Manobra e aprovação da PEC da maioridade penal é criticada

Eduardo Cunha (PMDB-RJ) conseguiu aprovar o projeto de redução da maioridade penal um dia após a derrota do mesmo no Congresso, em manobra condenada por juristas, políticos e profissionais ligados à defesa dos direitos da criança e do adolescente. Na tarde desta quinta-feira (2), o assunto #AnulaSTF já estava em primeiro lugar nos trending topics do Twitter no Brasil e entre as primeiras posições no mundo.

Especialistas e políticos ouvidos pelo Jornal do Brasil, denunciarem a ilegalidade da manobra da Câmara, eles voltam a reforçar a ausência de sustentação técnico jurídica do projeto, que ainda abre caminhos para uma criminalização ainda mais grave da pobreza neste país.

Mário Volpi, coordenador do Programa Cidadania dos Adolescentes do Fundo das Nações Unidas para Infância (Unicef), salientando que o posicionamento do Unicef desde o início desta discussão é de que se trata de um grande retrocesso, apontou para três instrumentos de proteção de direitos que ficam comprometidos com esse projeto — a convenção internacional dos direitos da criança, a Constituição brasileira (porque além de mudar uma regra do jogo quebra um princípio de que o adolescente precisa ter um tratamento diferenciado do adulto), e a visão do conceito de adolescência presente no estatuto.

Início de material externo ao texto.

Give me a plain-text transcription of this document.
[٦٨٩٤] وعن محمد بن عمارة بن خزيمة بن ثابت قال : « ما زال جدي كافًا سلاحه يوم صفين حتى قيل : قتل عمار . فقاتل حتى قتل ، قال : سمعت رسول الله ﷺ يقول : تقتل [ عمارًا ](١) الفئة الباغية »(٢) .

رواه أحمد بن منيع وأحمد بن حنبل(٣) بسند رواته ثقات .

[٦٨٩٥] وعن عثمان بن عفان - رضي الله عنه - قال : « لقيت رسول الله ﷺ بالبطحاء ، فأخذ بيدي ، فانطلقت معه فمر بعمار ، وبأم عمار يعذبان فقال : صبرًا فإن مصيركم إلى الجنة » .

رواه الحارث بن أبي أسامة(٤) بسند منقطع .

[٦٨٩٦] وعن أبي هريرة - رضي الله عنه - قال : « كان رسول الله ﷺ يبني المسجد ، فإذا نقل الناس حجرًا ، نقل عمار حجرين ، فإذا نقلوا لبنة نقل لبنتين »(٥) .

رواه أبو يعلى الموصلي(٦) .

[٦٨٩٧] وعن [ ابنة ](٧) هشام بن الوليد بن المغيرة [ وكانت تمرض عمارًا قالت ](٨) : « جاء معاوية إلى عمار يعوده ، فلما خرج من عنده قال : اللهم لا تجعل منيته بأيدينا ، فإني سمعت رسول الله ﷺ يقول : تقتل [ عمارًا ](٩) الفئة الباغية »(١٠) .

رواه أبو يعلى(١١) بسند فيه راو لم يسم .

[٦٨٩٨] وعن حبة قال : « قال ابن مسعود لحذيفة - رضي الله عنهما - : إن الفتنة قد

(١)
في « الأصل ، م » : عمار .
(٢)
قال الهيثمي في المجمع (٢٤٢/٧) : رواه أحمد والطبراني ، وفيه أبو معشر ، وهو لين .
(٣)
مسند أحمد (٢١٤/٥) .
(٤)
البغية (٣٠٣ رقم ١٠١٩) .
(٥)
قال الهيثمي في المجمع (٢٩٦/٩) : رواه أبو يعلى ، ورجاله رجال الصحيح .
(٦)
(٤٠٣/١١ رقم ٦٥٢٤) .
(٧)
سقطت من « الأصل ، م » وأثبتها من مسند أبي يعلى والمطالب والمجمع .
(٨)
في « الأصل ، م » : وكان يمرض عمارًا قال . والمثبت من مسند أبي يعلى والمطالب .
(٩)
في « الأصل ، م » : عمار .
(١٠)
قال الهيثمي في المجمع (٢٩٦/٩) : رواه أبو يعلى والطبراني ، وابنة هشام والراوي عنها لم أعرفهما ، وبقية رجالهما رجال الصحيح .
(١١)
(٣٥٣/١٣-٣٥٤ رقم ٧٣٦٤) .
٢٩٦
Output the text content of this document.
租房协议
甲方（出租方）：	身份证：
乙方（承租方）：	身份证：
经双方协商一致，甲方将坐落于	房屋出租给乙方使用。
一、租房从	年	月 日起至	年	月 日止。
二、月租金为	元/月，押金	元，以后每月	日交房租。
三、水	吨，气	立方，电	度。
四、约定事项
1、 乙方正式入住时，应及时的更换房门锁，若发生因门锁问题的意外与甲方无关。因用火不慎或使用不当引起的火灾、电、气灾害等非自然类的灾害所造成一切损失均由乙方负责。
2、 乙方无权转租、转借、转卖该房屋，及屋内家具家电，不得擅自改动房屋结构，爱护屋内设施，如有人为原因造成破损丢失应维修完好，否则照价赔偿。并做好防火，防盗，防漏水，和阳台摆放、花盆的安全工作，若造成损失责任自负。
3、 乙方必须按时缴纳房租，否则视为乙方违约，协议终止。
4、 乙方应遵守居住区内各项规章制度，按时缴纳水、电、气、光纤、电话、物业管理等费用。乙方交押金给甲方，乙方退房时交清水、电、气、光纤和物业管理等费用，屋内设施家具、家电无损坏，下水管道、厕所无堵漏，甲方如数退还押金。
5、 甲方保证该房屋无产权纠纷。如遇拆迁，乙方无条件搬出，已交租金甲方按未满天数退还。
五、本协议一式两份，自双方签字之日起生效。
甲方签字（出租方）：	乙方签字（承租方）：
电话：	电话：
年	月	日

"É um retrocesso que implica no país voltar a uma situação que vivia antes da Constituição de 1988. Nós perdemos praticamente 27 anos de história da cidadania com uma decisão muito ruim em relação à proteção dos direitos de crianças e, especialmente, dos adolescentes", disse Volpi em entrevista por telefone.

Para Volpi, o Brasil precisa agora analisar cuidadosamente os procedimentos que forem tomados, para ver as medidas cabíveis do ponto de vista jurídico, em resposta à aprovação do projeto. Ainda existem dois passos no processo legislativo, uma votação no segundo turno e uma votação no Senado. "Nós vamos continuar dialogando com os parlamentares no sentido de mostrar que essa não é uma solução e, para além de não ser uma solução, ela tem um componente de agravar a situação dos adolescentes mesmo com as restrições que fossem feitas — que não vão estar na mesma unidade de adultos, que é só para casos mais graves. Mas, mais importante é que ele quebra um princípio de direitos que garante uma proteção especial para adolescentes, precedente que pode ter implicações em outros direitos."

Questionado sobre o potencial ou o caráter de criminalização da pobreza que tem o projeto da Câmara, Volpi explica que há um viés discriminatório na medida. "Nós sabemos como funciona o sistema de justiça brasileiro. Nós ainda não consolidamos uma defensoria pública que garanta igualdade de condições para todo mundo se defender diante da lei. Então, obviamente que a justiça brasileira também reflete as desigualdades que existem no país. Então, a medida, sem dúvida, agrava essas desigualdades."

Karyna Sposato, consultora da Unicef e professora da Universidade Federal de Sergipe, chamou a atenção tanto para o descumprimento da Constituição Federal quanto para a propostas de atribuir penalidades a adolescentes de acordo com o crime cometido. Além disso, continua, só o fato da matéria ser aprovada mesmo após sua discussão já é um fato preocupante, que revela um descaso e desprezo com as regras democráticas.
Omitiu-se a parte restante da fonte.